One benefit of low sales is that watching your borrowers reading becomes a spectator sport

Here's mine: http://i.imgur.com/GHdaEa9.jpg

This is for one book that's been out for ten months. My full time job since 2014 has been writing and marketing just that book, while trying to write another. (It's almost done!)

Here are some of the things I did/do:

  • Before the book was even an idea, I blogged for years and developed an audience.
  • When the book was an idea, I asked my audience (and friends and family) for help. I put up a small kickstarter to cover editing, formatting and illustration. It funded!
  • When it was time to publish, the kickstarter supporters got their copies. Many of them got theirs early with the promise to write a review once it hit amazon.
  • The day it came out, I had 10 reviews lined up and ready to go.
  • Once the kickstarter readers (and the audience from my blog) finished reading their copies, another wave of reviews came in.
  • Those reviews fueled sales (and borrows) which brought more reviews, etc.
  • I paid small amounts for advertising in various media.

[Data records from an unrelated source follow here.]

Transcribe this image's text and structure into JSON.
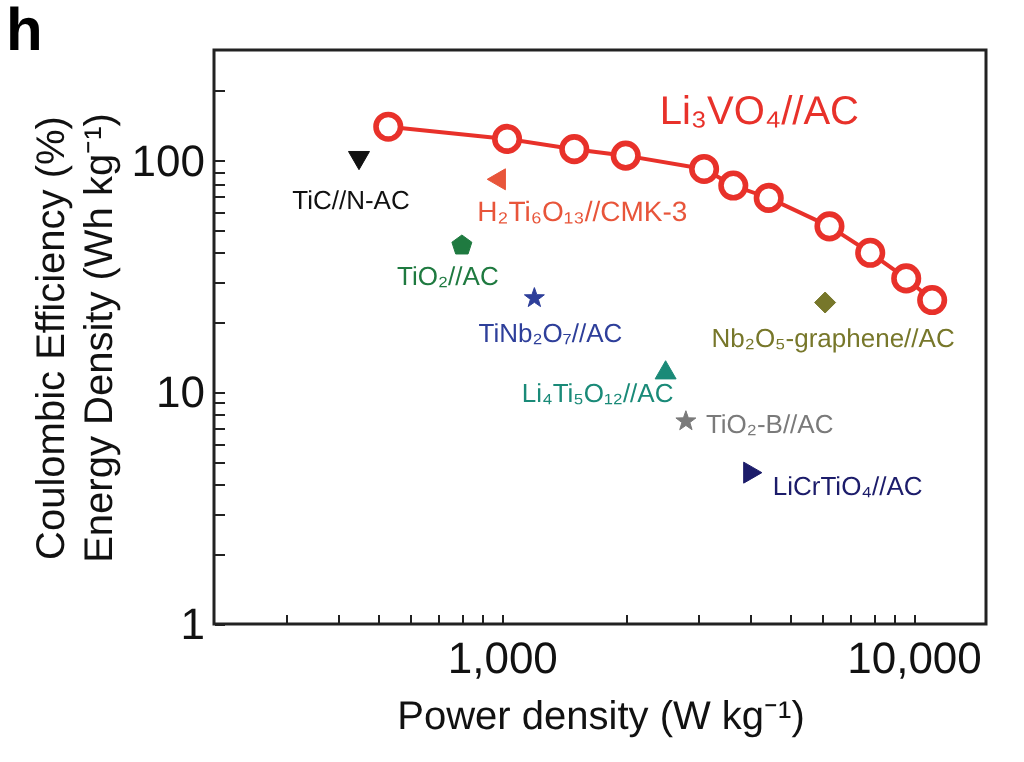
{
  "chart_data": {
    "type": "scatter",
    "title": "h",
    "xlabel": "Power density (W kg⁻¹)",
    "ylabel": "Coulombic Efficiency (%)\nEnergy Density (Wh kg⁻¹)",
    "log": "xy",
    "grid": false,
    "xlim": [
      200,
      15000
    ],
    "ylim": [
      1,
      300
    ],
    "xticks": [
      {
        "value": 300,
        "label": null
      },
      {
        "value": 400,
        "label": null
      },
      {
        "value": 500,
        "label": null
      },
      {
        "value": 600,
        "label": null
      },
      {
        "value": 700,
        "label": null
      },
      {
        "value": 800,
        "label": null
      },
      {
        "value": 900,
        "label": null
      },
      {
        "value": 1000,
        "label": "1,000"
      },
      {
        "value": 2000,
        "label": null
      },
      {
        "value": 3000,
        "label": null
      },
      {
        "value": 4000,
        "label": null
      },
      {
        "value": 5000,
        "label": null
      },
      {
        "value": 6000,
        "label": null
      },
      {
        "value": 7000,
        "label": null
      },
      {
        "value": 8000,
        "label": null
      },
      {
        "value": 9000,
        "label": null
      },
      {
        "value": 10000,
        "label": "10,000"
      }
    ],
    "yticks": [
      1,
      {
        "value": 2,
        "label": null
      },
      {
        "value": 3,
        "label": null
      },
      {
        "value": 4,
        "label": null
      },
      {
        "value": 5,
        "label": null
      },
      {
        "value": 6,
        "label": null
      },
      {
        "value": 7,
        "label": null
      },
      {
        "value": 8,
        "label": null
      },
      {
        "value": 9,
        "label": null
      },
      10,
      {
        "value": 20,
        "label": null
      },
      {
        "value": 30,
        "label": null
      },
      {
        "value": 40,
        "label": null
      },
      {
        "value": 50,
        "label": null
      },
      {
        "value": 60,
        "label": null
      },
      {
        "value": 70,
        "label": null
      },
      {
        "value": 80,
        "label": null
      },
      {
        "value": 90,
        "label": null
      },
      100,
      {
        "value": 200,
        "label": null
      }
    ],
    "series": [
      {
        "name": "Li₃VO₄//AC",
        "type": "line",
        "marker": "circle",
        "color": "#e8312a",
        "x": [
          530,
          1030,
          1500,
          2000,
          3100,
          3650,
          4450,
          6250,
          7850,
          9600,
          11100
        ],
        "values": [
          140,
          124,
          112,
          105,
          92,
          78,
          69,
          52,
          40,
          31,
          25
        ]
      },
      {
        "name": "TiC//N-AC",
        "marker": "triangle-down",
        "color": "#111111",
        "x": [
          450
        ],
        "values": [
          100
        ]
      },
      {
        "name": "H₂Ti₆O₁₃//CMK-3",
        "marker": "triangle-left",
        "color": "#e8553a",
        "x": [
          970
        ],
        "values": [
          83
        ]
      },
      {
        "name": "TiO₂//AC",
        "color": "#1f7a40",
        "x": [
          800
        ],
        "values": [
          43
        ]
      },
      {
        "name": "TiNb₂O₇//AC",
        "marker": "star",
        "color": "#2e3f9a",
        "x": [
          1200
        ],
        "values": [
          25.5
        ]
      },
      {
        "name": "Nb₂O₅-graphene//AC",
        "marker": "diamond",
        "color": "#77772a",
        "x": [
          6100
        ],
        "values": [
          24.4
        ]
      },
      {
        "name": "Li₄Ti₅O₁₂//AC",
        "marker": "triangle",
        "color": "#1a8a78",
        "x": [
          2500
        ],
        "values": [
          12.5
        ]
      },
      {
        "name": "TiO₂-B//AC",
        "marker": "star",
        "color": "#7a7a7a",
        "x": [
          2800
        ],
        "values": [
          7.5
        ]
      },
      {
        "name": "LiCrTiO₄//AC",
        "marker": "triangle-right",
        "color": "#1c1c6a",
        "x": [
          4070
        ],
        "values": [
          4.5
        ]
      }
    ]
  }
}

Facebook (yes, and I'll do it again) a couple podcasts I like, a few popular websites relevant to my topic and even some print ads. I've at least broken even every time.
  • I make a lot of personal appearances. I'm a nonfiction author, and I'm willing to travel to speak. This is my full time job now. I love doing it, and it helps keep my name relevant.
  • I leverage social media. (Hello!) I'm active on facebook, but I don't ever talk about my book. I'm active in groups relevant to my topic and people find me that way now. I try to be helpful here and on other forums. I mod a relevant sub, not to boost sales, but because I truly love my topic. That steady heartbeat of borrows in my KU graph isn't a beast that lives and walks on its own yet. It's the result of constant pumping.